I would like to model that ideal version of myself on that ingenious hidalgo Don Quixote of La Mancha, a hero by my standards, and in a sense that is completely un-pared in all literature I’ve encountered. Senor Quixote begins his quest when he dedicates himself to the pursuits of knight errantry; he makes it his mission to imitate the language of his books. It takes an understanding and appreciation of literature (which I harbor in my heart as an English major) to consider this mission as one of utmost honor, and not in the least bit farce. In fact I envy our hero for boasting this as his life’s mission: to live himself into his books. Don Quixote speaks of himself and his adventures in the style of the books of chivalry that have ransacked his mind. Oh, that Don Quixote would ransack my mind and invoke me to speak in this high rhetoric so long ago lost! Even if everyone I encounter on my journey thinks me mad, that I would pay it no mind, like our hero. I have wistful notions of adopting Don Quixote’s mission and his rhetoric, but alas, I cannot even read his words out-loud and sound convincing, much less invent my own discourse. I suppose I fear those accusations of madness that the Knight of La Mancha handles so gracefully. That I would be so graceful, this Knight is my hero! The high-rhetoric and wit and wisdom via madness that Don Quixote possesses, his delightfully dignified manner of presenting himself: I envy the hidalgo for all these heroic qualities.
As different as I am from Don Quixote in some respects (those listed in the previous sentence, for instance), I feel smugly similar to him in others. We both have our books, of course (that is we share a dependence on literature). And we have something else, too.

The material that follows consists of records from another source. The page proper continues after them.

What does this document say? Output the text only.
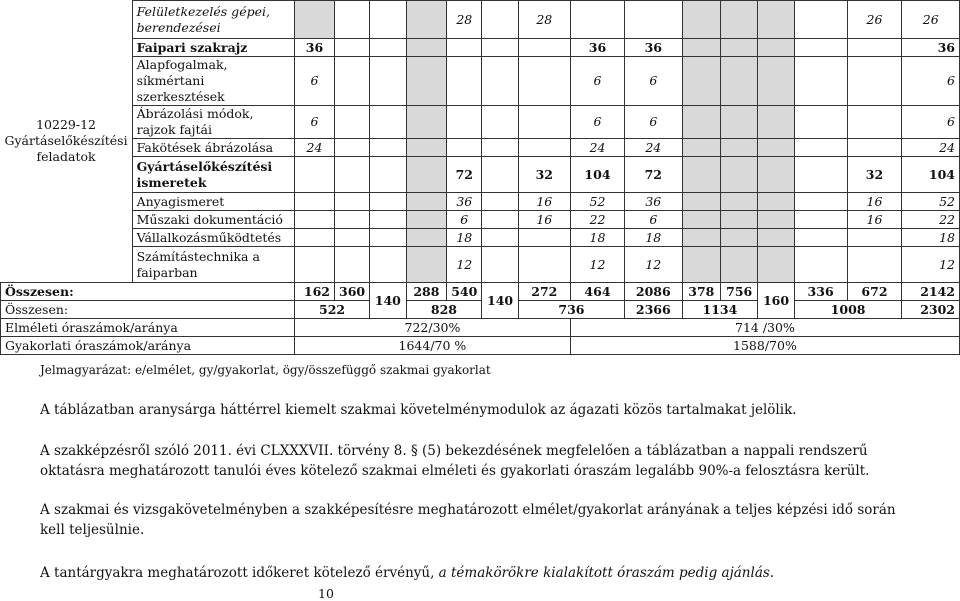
10229-12
Gyártáselőkészítési feladatok	Felületkezelés gépei, berendezései					28		28							26	26
	Faipari szakrajz	36							36	36						36
	Alapfogalmak, síkmértani szerkesztések	6							6	6						6
	Ábrázolási módok, rajzok fajtái	6							6	6						6
	Fakötések ábrázolása	24							24	24						24
	Gyártáselőkészítési ismeretek					72		32	104	72					32	104
	Anyagismeret					36		16	52	36					16	52
	Műszaki dokumentáció					6		16	22	6					16	22
	Vállalkozásműködtetés					18			18	18						18
	Számítástechnika a faiparban					12			12	12						12
Összesen:		162	360	140	288	540	140	272	464	2086	378	756	160	336	672	2142
Összesen:		522			828			736		2366	1134			1008		2302
Elméleti óraszámok/aránya		722/30%							714 /30%							
Gyakorlati óraszámok/aránya		1644/70 %							1588/70%							
Jelmagyarázat: e/elmélet, gy/gyakorlat, ögy/összefüggő szakmai gyakorlat

A táblázatban aranysárga háttérrel kiemelt szakmai követelménymodulok az ágazati közös tartalmakat jelölik.

A szakképzésről szóló 2011. évi CLXXXVII. törvény 8. § (5) bekezdésének megfelelően a táblázatban a nappali rendszerű oktatásra meghatározott tanulói éves kötelező szakmai elméleti és gyakorlati óraszám legalább 90%-a felosztásra került.

A szakmai és vizsgakövetelményben a szakképesítésre meghatározott elmélet/gyakorlat arányának a teljes képzési idő során kell teljesülnie.

A tantárgyakra meghatározott időkeret kötelező érvényű, a témakörökre kialakított óraszám pedig ajánlás.

10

I recall one of many episodes where the knight defends himself and his profession, in Chapter 13 of the First Part, after Don Quixote has met a group of goatherds on the road and is traveling with them to a funeral. One of the travelers they encounter en route to the burial begins to interrogate Don Quixote about his purpose in the land, to which he reiterates his usual elegant explanation of his mission as a knight errant. They immediately consider him mad, both for his exuberant undertaking and equally exuberant way of relating it. They continue to inquire, so as to gauge exactly how mad he is. Don Quixote speaks to them of great knights and soldiers of the past like King Arthur, and then audaciously praises theses knights as more valiant than priests and religious men, because they actively defend the morality that priests only speak about. “In this way we are ministers of God on earth, the arms by which His justice is put into effect on earth” (Cervantes 88). It’s an outrageous claim, I know, but I would defend the poets in the exact same way, including myself: the poets represent the divine in art. Further on in the book, Don Quixote gets another chance to explain lend his knightly wisdom and opinions to a stranger he meets on the road- this time a man in a green coat, with a son studying languages in university. The man in the green coat confesses that he is troubled by his son’s coursework, which he hardly considers to be an “area of knowledge” worth studying. Don Quixote does a better job than I can of defending his son’s choice of curriculum, as well as defining anagogy and praising the poet, explaining that the natural poet, “with that inclination granted to him by heaven, with no further study or artifice composes things that prove the truthfulness of the man who said: Est Dues in nobis” (Cervantes 557). God is in us.
Outrageous. Extravagant. Over-the-top. How could I compare myself to that ingenious knight of La Mancha? I suppose I aim to model myself off of this man just as he does those warriors in his beloved books of chivalry. And since the imaginative Don Quixote makes a far better symbol of poetry than he does a knight errant anyway, maybe it’s not that outrageous.
And so I declare that I am an English major, “the kind, as people say, who go to seek adventures” (Cervantes 553), and like my hero, I am willing to leave my home and comfort and “throw myself into the arms of Fortune so that she may carry me wherever she chooses” that I might “fulfill a good part of my desire” (Cervantes 553). While our desires may differ- his being “to revive a long-dead knight errantry”, and mine to praise and defend the madness of such characters and exuberance in literature- I can only hope that one day I will arrive at a place where I am so “obliged to sing my own praises” as impressively and eloquently as my hero of La Mancha.